6. En quatrième lieu, l'article L. 435-1 du code de l'entrée et du séjour des étrangers et du droit d'asile, portant sur la délivrance des catégories de cartes de séjour temporaires prévues par les dispositions auxquelles il renvoie, n'institue pas une catégorie de titres de séjour distincte, mais est relatif aux conditions dans lesquelles les étrangers peuvent être admis à séjourner en France, soit au titre de la vie privée et familiale, soit au titre d'une activité salariée. Dès lors que l'article 3 de l'accord franco-marocain du 9 octobre 1987 prévoit la délivrance de titres de séjour au titre d'une activité salariée, un ressortissant marocain souhaitant obtenir un titre de séjour au titre d'une telle activité ne peut utilement invoquer les dispositions de l'article L. 435-1 à l'appui d'une demande d'admission au séjour sur le territoire national, s'agissant d'un point déjà traité par cet accord. Toutefois, les stipulations de ce dernier n'interdisent pas à l'autorité administrative, dans l'exercice du pouvoir discrétionnaire dont elle dispose sur ce point, d'apprécier, en fonction de l'ensemble des éléments de la situation personnelle de l'intéressé, l'opportunité d'une mesure de régularisation à un ressortissant marocain qui ne remplirait pas les conditions auxquelles est subordonnée la délivrance de plein droit d'un titre de séjour en qualité de salarié.
7. Il s'ensuit que le préfet de la Somme ne pouvait légalement refuser l'admission exceptionnelle au séjour en qualité de salarié de M. B en se fondant sur la circonstance que ce dernier ne remplissait pas les conditions mentionnées par les dispositions de l'article
L. 435-1 du code de l'entrée et du séjour des étrangers et du droit d'asile.
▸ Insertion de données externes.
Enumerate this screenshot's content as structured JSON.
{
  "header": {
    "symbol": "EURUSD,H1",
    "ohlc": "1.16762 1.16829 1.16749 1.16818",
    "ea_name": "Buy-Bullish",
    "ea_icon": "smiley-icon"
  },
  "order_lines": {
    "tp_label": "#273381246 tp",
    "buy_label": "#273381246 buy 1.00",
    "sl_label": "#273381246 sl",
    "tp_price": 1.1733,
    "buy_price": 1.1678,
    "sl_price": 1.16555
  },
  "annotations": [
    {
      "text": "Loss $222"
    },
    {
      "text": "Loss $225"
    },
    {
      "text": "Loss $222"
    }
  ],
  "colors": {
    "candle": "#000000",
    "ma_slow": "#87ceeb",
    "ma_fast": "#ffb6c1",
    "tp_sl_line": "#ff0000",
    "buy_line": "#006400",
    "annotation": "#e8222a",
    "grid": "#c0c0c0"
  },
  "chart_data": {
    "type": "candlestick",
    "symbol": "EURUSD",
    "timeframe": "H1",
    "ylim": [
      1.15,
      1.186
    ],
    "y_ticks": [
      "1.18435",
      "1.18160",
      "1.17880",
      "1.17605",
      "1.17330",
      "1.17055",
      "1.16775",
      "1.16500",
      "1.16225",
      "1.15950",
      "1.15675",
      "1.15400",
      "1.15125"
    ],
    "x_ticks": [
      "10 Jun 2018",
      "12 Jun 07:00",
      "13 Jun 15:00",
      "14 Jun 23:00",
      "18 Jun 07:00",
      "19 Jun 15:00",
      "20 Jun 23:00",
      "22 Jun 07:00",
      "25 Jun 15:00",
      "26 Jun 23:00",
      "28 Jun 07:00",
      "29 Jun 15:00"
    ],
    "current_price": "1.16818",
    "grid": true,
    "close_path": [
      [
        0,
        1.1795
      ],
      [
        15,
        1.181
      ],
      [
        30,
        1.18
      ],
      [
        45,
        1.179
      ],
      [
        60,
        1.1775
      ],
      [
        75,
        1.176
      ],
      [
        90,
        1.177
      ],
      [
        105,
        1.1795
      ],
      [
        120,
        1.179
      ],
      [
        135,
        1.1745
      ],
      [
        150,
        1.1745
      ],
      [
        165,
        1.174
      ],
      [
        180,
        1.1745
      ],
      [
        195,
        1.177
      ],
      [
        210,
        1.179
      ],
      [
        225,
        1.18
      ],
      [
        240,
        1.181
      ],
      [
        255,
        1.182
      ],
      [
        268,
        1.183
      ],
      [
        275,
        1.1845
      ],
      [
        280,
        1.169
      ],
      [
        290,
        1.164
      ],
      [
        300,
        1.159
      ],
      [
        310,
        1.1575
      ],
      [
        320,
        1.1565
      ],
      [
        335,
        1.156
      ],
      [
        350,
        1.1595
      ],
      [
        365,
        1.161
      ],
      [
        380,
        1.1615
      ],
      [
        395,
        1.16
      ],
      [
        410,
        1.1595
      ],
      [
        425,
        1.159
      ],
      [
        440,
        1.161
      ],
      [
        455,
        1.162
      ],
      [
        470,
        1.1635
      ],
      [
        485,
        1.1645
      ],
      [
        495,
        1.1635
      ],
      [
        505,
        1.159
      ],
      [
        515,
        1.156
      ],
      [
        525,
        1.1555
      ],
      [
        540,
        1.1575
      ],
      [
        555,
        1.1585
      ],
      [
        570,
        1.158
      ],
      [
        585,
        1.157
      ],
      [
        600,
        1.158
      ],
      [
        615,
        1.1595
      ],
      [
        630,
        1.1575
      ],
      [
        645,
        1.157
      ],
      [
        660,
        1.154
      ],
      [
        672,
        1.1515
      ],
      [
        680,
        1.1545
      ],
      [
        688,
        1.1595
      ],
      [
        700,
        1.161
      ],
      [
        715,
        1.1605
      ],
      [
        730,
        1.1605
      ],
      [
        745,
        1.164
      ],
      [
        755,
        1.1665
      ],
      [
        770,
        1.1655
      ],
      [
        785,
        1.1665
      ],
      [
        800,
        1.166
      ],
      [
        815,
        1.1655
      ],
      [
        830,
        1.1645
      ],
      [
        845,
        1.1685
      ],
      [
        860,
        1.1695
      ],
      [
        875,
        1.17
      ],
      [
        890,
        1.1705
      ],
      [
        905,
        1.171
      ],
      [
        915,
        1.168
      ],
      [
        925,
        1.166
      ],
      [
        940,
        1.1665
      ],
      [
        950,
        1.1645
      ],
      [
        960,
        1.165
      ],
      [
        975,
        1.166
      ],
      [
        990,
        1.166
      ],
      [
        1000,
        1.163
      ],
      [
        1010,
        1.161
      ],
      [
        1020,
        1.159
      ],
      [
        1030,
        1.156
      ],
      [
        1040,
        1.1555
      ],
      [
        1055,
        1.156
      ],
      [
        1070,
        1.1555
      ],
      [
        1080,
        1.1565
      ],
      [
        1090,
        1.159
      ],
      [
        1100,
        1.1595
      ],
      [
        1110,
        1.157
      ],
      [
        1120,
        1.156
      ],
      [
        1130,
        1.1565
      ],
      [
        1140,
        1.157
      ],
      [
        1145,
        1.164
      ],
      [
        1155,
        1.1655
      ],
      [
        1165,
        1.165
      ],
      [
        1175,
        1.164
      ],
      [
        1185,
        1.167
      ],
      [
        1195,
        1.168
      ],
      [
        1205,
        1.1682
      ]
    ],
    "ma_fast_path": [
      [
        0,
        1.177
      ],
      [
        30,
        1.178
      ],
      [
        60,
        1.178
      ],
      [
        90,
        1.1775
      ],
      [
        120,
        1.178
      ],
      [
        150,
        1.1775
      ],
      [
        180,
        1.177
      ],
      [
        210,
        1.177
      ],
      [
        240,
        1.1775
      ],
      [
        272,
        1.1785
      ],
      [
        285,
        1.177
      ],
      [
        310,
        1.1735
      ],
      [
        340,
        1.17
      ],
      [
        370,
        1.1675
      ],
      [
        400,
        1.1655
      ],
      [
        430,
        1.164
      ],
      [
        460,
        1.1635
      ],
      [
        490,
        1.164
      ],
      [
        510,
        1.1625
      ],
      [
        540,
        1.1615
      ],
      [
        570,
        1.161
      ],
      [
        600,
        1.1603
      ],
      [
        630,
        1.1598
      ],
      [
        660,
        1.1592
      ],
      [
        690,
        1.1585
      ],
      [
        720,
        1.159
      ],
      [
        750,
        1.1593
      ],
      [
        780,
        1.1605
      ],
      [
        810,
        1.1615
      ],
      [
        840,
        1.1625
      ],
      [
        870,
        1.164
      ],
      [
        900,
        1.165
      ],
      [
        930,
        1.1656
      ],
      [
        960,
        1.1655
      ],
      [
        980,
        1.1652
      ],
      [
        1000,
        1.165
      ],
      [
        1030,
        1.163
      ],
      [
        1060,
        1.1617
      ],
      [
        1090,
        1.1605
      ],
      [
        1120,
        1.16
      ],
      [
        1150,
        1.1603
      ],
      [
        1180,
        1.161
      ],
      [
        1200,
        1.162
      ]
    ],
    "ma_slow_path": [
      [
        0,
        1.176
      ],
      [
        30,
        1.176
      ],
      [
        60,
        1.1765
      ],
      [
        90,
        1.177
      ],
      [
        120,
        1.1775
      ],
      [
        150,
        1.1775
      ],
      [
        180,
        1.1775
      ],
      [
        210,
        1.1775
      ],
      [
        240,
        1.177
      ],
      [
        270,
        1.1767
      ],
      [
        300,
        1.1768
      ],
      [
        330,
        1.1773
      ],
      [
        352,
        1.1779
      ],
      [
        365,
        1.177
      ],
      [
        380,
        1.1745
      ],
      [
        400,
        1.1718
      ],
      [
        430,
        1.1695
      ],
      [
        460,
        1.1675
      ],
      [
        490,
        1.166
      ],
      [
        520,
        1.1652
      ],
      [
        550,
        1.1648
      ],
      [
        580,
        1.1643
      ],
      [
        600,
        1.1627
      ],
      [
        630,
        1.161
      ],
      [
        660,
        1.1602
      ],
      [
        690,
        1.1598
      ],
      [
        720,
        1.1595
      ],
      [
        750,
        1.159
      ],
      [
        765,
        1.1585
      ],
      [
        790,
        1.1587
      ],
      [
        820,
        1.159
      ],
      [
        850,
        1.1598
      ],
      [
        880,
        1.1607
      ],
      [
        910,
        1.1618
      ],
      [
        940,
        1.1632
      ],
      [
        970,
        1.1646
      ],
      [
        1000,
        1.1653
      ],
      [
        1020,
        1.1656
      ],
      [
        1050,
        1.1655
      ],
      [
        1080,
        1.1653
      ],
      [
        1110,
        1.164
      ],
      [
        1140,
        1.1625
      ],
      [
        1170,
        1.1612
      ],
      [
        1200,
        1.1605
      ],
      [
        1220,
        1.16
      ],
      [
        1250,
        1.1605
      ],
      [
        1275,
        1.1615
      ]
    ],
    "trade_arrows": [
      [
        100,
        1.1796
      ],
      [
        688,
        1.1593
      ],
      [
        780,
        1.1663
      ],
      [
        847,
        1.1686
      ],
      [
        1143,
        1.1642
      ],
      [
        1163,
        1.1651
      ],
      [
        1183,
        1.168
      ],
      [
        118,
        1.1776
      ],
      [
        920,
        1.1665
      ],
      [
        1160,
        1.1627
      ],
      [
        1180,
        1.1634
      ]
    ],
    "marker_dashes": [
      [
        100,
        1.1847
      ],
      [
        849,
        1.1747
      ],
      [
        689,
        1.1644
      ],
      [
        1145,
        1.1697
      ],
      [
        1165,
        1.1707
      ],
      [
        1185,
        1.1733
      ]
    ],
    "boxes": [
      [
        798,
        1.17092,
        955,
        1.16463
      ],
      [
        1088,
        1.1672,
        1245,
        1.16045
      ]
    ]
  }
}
Il y a lieu, dès lors, de substituer à cette base légale erronée celle tirée du pouvoir dont dispose le préfet de régulariser ou non la situation d'un étranger dès lors que cette substitution de base légale n'a pour effet de priver l'intéressé d'aucune garantie, que l'administration dispose du même pouvoir d'appréciation dans sa mise en œuvre et que les parties ont été mises à même de présenter leurs observations sur ce point.
8. D'une part, il résulte de ce qui vient d'être dit que M. B ne peut utilement se prévaloir à l'appui de ses conclusions à fin d'annulation du refus de délivrer un titre de séjour portant la mention " salarié " du moyen tiré de la méconnaissance des dispositions de l'article
L. 435-1 du code de l'entrée et du séjour des étrangers et du droit d'asile.
9. D'autre part, si l'intéressé de prévaut d'une insertion professionnelle stable et régulière sur le territoire français, la circonstance, relevée ci-dessus, qu'il exerce le métier d'employé libre service polyvalent en vertu d'un contrat de travail à durée indéterminée signé le 20 janvier 2021 ne révèle pas qu'en refusant de lui délivrer un titre de séjour, le préfet aurait commis une erreur manifeste d'appréciation dans l'usage de son pouvoir général de régularisation.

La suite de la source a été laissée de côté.